Background: Noninvasive approaches to the evaluation of idiopathic cardiomyopathy are limited. Recent work from our laboratory has used quantitative ultrasound to define the three-dimensional structure of normal human myocardium and the myocardial remodeling associated with infarction. Our goal was to define the role of ultrasonic tissue characterization for detection of specific alterations in the three-dimensional transmural architecture of idiopathic dilated cardiomyopathy.

Methods And Results: We measured frequency-dependent backscatter from 22 cylindrical biopsy specimens from nine explanted fixed hearts of patients who underwent heart transplantation for idiopathic cardiomyopathy, seven specimens from normal portions, and 12 specimens of infarcted tissue from six explanted fixed human hearts. Consecutive transmural levels from each specimen were insonified with a 5-MHz broadband transducer. The dependence of apparent (uncompensated for attenuation) backscatter, B(f), on frequency (f) was computed from radiofrequency (rf) data as: magnitude of B(f)2 = afn, where n is an index that reflects in part the size of the dominant scatterers in myocardial tissue.
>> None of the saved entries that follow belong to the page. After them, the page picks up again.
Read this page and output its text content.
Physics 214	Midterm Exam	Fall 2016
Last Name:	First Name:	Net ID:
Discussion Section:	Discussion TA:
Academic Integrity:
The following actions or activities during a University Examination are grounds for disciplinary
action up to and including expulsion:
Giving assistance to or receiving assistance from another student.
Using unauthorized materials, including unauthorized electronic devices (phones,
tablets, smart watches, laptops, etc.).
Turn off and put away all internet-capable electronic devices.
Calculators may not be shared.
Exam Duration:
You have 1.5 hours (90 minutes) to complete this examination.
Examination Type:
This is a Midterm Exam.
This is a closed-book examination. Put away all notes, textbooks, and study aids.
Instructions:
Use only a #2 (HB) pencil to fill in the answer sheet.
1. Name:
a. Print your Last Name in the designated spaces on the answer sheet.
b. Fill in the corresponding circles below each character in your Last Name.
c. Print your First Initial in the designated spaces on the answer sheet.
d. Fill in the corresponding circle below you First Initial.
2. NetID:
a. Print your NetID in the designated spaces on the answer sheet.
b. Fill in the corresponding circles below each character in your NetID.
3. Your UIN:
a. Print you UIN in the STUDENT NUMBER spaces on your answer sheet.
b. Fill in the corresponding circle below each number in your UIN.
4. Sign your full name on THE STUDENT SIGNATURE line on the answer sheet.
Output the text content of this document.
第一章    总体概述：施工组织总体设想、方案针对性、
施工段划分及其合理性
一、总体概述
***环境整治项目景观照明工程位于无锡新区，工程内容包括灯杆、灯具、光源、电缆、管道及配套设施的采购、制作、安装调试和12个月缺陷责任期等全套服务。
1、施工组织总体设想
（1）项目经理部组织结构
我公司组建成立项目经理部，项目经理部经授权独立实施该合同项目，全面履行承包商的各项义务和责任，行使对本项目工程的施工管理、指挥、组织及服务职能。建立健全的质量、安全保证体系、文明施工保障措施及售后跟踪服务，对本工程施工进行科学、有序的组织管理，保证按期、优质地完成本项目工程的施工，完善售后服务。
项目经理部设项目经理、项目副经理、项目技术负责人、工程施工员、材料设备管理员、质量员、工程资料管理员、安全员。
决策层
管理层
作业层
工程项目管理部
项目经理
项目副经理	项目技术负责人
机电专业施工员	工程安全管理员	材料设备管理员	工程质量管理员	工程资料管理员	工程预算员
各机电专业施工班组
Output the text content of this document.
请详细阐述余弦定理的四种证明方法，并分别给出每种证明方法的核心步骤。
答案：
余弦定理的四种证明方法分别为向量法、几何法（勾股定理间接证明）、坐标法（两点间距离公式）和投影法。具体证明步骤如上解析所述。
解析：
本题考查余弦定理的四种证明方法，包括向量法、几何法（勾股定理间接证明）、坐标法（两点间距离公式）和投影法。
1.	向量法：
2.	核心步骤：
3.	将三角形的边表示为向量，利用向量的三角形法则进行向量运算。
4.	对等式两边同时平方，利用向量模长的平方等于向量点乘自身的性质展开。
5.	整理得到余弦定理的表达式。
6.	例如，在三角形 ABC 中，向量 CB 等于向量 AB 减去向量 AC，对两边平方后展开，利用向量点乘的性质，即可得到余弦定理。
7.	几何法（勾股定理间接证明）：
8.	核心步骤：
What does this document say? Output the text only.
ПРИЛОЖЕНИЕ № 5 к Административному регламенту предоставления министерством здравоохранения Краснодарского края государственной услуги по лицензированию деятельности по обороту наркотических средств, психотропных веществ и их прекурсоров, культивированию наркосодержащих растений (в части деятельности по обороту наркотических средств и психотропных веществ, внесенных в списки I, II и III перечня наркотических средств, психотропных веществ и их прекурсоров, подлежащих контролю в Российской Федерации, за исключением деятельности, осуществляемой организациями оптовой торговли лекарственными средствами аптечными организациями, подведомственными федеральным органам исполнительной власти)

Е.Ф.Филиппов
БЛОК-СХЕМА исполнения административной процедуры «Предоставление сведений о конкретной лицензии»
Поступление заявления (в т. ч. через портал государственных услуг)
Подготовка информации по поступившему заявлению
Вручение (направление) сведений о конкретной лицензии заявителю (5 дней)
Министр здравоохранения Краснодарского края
Myofiber diameter and percentage fibrosis were determined at each transmural level for each specimen. For cardiomyopathic tissue, the frequency dependence of backscatter (n) increased progressively from epicardial to endocardial (0.02 +/- 0.37 to 1.01 +/- 0.12, p less than 0.05) levels in conjunction with a progressive decrease in myofiber diameter (29.5 +/- 0.9 to 21.4 +/- 0.6 microns, p less than 0.0001). In contrast, in tissue from areas of infarction, the frequency dependence decreased progressively from epicardium to endocardium (0.91 +/- 0.20 to 0.23 +/- 0.21, p less than 0.05) in conjunction with a progressive increase in the percentage of fibrosis (23.5 +/- 9.4% to 54.5 +/- 4.9%, p less than 0.005). Normal tissue exhibited no significant transmural trend for frequency dependence, myofiber diameter, or percentage fibrosis.

Conclusions: These data indicate the presence of a heterogenous transmural distribution of scattering structures associated with human idiopathic cardiomyopathy and myocardial infarction that may be detected by ultrasonic tissue characterization. The divergence of these transmural trends for frequency dependence of backscatter reflects distinct mechanisms of structural heterogeneity for different pathological processes that comprise a transmural gradation of cell size and fibrosis for idiopathic cardiomyopathy and infarction, respectively.